Under the deal — the terms of which were not disclosed — BofA will transfer investment management responsibilities of AUM currently managed by BofA Global Capital Management to BlackRock.
The news comes as the second largest bank in America — behind JP Morgan Chase — attempts to streamline its business ahead of regulatory reforms set to take effect in 2016.
Money-market funds invest in relatively low-risk corporate and government debt that can be paid back relatively quickly.
BlackRock — already the biggest asset manager in the world — will grow its cash management business from $285 billion to $370 billion as a result of the deal.

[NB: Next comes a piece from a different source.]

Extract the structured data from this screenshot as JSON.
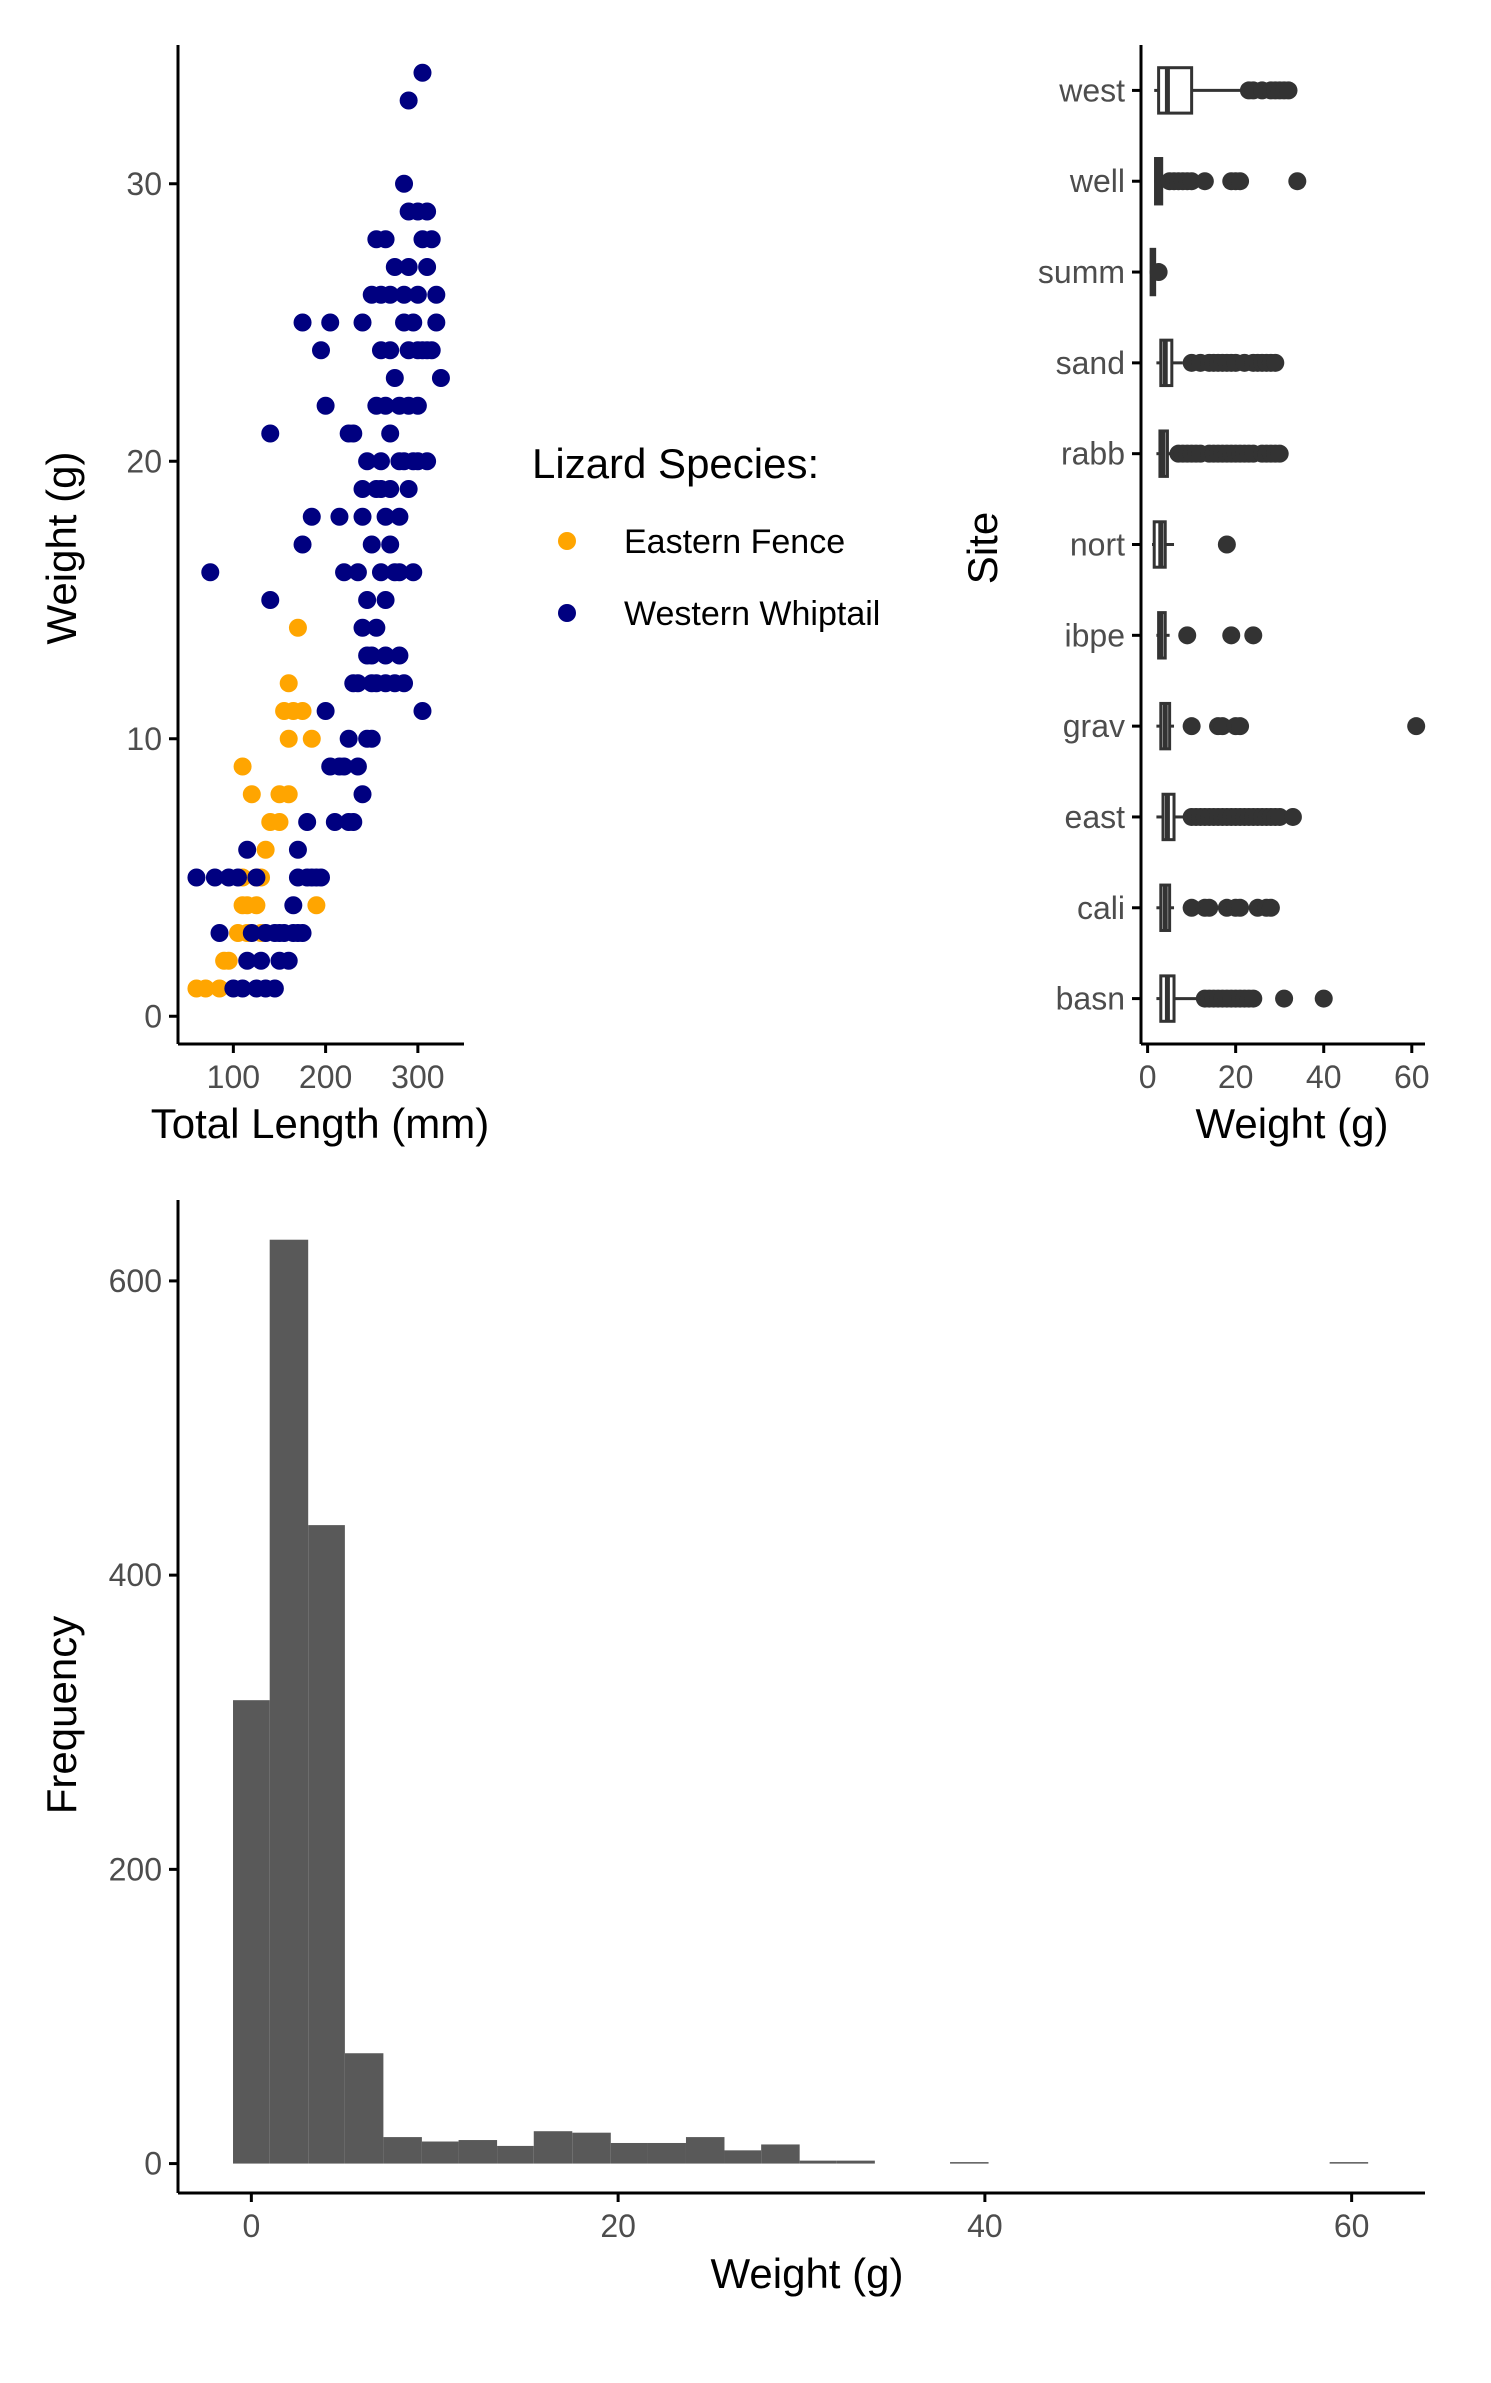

“Expanding our partnership with Bank of America presents a tremendous growth opportunity for BlackRock’s cash management business. This partnership allows us to further leverage our global scale, comprehensive product suite and best-in-class risk management capabilities to serve a new universe of clients,” said Tom Callahan, BlackRock’s Co-head of global cash management.
“At a time of tremendous change in the cash management industry, this alliance underscores BlackRock’s commitment to market leadership in delivering outstanding liquidity solutions to our clients.”
“BlackRock and existing BofA Global Capital Management clients will benefit from a combined platform with greater scale and global reach,” added Rich Hoerner, BlackRock’s Co-head of global cash management. “Additional scale will better enable BlackRock to continue to manage client balances of various sizes and investment time horizons.”
Michael Pelzar, President of BofA Global Capital Management. “Our selection of BlackRock was made after careful consideration of our clients’ needs, our long-standing relationship with BlackRock, and their demonstrated ability to provide a comprehensive range of global liquidity management solutions.”